Abstract

Information-theoretic quantities, such as entropy and mutual information (MI), can be used to quantify the amount of information needed to describe a dataset or the information shared between two datasets. In the case of a dynamical system, the behavior of the relevant variables can be tightly coupled, such that information about one variable at a given instance in time may provide information about other variables at later instances in time. This is often viewed as a flow of information, and tracking such a flow can reveal relationships among the system variables. Since the MI is a symmetric quantity; an asymmetric quantity, called Transfer Entropy (TE), has been proposed to estimate the directionality of the coupling. However, accurate estimation of entropy-based measures is notoriously difficult. Every method has its own free tuning parameter(s) and there is no consensus on an optimal way of estimating the TE from a dataset. We propose a new methodology to estimate TE and apply a set of methods together as an accuracy cross-check to provide a reliable mathematical tool for any given data set. We demonstrate both the variability in TE estimation across techniques as well as the benefits of the proposed methodology to reliably estimate the directionality of coupling among variables.

Highlights

  • Complex dynamical systems consisting of nonlinearly coupled subsystems can be found in many application areas ranging from biomedicine [1] to engineering [2,3]
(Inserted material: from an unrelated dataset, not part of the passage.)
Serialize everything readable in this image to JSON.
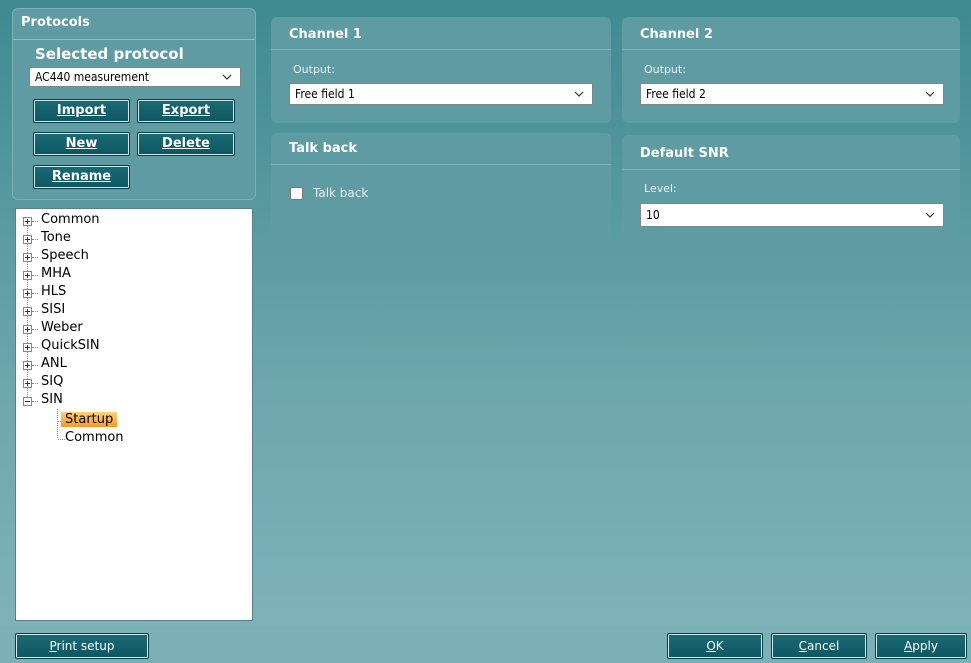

  • We propose using three methods to validate the conclusions drawn about the directions of the information flow between the variables, as we generally do not possess a priori facts about any physical phenomenon we explore

  • To overcome problems related to the addition and subtraction of information-theoretic quantities, Kernel Density Estimation (KDE) estimation methods have been utilized in the literature to estimate mutual information (MI) and redundancies [25], and Transfer Entropy (TE) in [49]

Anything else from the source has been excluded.